E’ proprio vero che di poesia oggi nessuno vuole sentire parlare? O forse avviene che un lettore, che vorrebbe leggere versi ma non è un addetto ai lavori, riesca con grande difficoltà ad indirizzarsi verso un prodotto poetico che lo soddisfi? Colpa dei poeti certo, interessati più al giudizio dell’amico critico che alla possibilità di farsi leggere da altri che non siano altri poeti o recensori, ma anche di un meccanismo editoriale perverso, che ha reso la poesia un luogo misconosciuto e disagevole.
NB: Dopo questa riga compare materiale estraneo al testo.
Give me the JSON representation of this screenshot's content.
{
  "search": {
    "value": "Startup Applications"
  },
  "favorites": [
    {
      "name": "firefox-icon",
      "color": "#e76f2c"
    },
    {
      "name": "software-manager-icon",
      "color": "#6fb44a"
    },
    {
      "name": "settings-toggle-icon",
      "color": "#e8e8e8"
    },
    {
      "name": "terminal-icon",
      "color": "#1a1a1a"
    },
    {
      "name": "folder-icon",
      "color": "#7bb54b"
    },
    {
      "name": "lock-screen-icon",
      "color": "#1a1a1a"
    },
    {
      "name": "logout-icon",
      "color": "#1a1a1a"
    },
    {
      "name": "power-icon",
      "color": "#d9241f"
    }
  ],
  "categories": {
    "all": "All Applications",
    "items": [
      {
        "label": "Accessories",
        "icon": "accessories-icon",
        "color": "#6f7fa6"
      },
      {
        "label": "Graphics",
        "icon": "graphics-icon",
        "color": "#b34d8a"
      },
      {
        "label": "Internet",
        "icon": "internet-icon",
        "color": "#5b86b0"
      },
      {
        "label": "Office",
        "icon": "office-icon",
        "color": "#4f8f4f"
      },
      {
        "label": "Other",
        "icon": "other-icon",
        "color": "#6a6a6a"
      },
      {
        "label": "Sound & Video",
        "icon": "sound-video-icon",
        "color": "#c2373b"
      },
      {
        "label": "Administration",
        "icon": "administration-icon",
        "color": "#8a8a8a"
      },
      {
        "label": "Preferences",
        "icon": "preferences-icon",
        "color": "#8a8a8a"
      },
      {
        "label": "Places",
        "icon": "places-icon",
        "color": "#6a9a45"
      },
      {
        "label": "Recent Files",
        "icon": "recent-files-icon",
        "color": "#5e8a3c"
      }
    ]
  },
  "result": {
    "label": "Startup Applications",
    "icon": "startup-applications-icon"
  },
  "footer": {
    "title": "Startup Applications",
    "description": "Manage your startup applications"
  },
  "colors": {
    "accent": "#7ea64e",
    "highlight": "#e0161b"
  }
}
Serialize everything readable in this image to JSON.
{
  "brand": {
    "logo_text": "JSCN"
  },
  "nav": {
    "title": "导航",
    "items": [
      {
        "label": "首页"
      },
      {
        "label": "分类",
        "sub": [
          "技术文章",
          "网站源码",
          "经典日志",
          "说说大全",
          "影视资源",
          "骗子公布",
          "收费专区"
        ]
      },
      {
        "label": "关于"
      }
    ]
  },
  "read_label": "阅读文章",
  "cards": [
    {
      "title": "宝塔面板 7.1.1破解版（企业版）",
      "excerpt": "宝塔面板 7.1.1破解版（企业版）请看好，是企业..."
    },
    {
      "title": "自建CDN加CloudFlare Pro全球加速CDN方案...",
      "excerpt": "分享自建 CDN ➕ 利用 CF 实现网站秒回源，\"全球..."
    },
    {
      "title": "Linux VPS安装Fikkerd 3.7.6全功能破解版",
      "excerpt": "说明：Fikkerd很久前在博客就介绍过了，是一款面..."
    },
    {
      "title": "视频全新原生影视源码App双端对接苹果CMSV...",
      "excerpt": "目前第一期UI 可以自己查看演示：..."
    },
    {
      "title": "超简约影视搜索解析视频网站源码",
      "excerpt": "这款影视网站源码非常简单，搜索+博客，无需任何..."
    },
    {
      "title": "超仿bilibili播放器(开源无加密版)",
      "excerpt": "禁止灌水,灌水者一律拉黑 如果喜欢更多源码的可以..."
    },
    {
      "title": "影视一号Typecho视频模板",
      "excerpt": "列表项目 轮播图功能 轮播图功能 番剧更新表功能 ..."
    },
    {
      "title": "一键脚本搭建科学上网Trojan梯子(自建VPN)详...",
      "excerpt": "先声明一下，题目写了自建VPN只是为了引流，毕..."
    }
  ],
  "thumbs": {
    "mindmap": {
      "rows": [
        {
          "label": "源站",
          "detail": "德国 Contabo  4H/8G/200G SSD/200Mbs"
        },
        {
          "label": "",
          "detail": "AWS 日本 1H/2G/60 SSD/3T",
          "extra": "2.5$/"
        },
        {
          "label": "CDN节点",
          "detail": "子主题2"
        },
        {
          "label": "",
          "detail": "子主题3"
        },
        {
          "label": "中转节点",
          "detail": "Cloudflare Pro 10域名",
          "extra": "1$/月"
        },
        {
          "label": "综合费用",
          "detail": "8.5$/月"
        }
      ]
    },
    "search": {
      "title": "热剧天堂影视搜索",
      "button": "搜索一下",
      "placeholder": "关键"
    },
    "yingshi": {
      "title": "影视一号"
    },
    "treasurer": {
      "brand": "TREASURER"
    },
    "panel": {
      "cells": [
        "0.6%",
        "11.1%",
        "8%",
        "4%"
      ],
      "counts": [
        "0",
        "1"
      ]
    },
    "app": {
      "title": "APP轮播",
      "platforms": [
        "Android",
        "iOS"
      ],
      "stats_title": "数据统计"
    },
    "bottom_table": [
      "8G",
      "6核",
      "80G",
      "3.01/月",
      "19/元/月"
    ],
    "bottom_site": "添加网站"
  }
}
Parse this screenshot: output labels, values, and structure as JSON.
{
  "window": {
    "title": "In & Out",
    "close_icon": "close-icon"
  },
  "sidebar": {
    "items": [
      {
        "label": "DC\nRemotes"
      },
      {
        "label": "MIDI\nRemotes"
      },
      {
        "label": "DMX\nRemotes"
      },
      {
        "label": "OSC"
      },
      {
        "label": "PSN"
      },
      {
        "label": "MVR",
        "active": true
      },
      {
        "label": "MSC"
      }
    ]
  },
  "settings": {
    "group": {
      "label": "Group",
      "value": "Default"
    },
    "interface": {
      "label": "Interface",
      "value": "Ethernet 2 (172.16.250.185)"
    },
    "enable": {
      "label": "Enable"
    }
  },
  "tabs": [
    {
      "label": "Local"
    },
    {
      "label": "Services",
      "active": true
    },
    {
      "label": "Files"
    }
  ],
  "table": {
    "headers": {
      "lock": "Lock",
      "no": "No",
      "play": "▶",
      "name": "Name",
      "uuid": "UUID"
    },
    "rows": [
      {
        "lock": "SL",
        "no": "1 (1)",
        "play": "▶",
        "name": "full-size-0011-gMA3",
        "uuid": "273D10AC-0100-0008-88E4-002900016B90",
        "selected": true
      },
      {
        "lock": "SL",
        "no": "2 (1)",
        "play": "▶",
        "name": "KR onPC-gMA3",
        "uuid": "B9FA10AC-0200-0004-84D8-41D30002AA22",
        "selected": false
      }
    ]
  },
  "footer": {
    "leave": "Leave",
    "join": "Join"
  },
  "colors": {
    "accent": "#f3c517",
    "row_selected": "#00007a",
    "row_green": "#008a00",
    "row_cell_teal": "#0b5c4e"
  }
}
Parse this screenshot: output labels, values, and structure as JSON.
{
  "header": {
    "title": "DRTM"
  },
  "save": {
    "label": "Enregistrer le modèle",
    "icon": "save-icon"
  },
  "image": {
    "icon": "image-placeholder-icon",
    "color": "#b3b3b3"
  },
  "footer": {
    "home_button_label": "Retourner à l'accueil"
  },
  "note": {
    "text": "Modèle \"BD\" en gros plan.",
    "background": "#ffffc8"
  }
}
Si dice: nessuno compra libri di poesia. Ma anche a volerlo fare, come procedere? Dove sono i volumi di poesia nelle librerie? E chi ci ha mai consigliato un autore o ci ha suggerito una raccolta che in fondo, più di un romanzo, parla proprio dei nostri problemi?
All’industria libraria basta che la poesia sopravviva, alla stregua di un dovere mal sopportato, di una tisana che forse fa bene, ma che si ingerisce a fatica e senza nessun piacere. Basta dare alle stampe lo stretto necessario. Così anche l’editore Di Sora potrà continuare a leggere e ad amare la poesia. Senza pubblicarla, beninteso.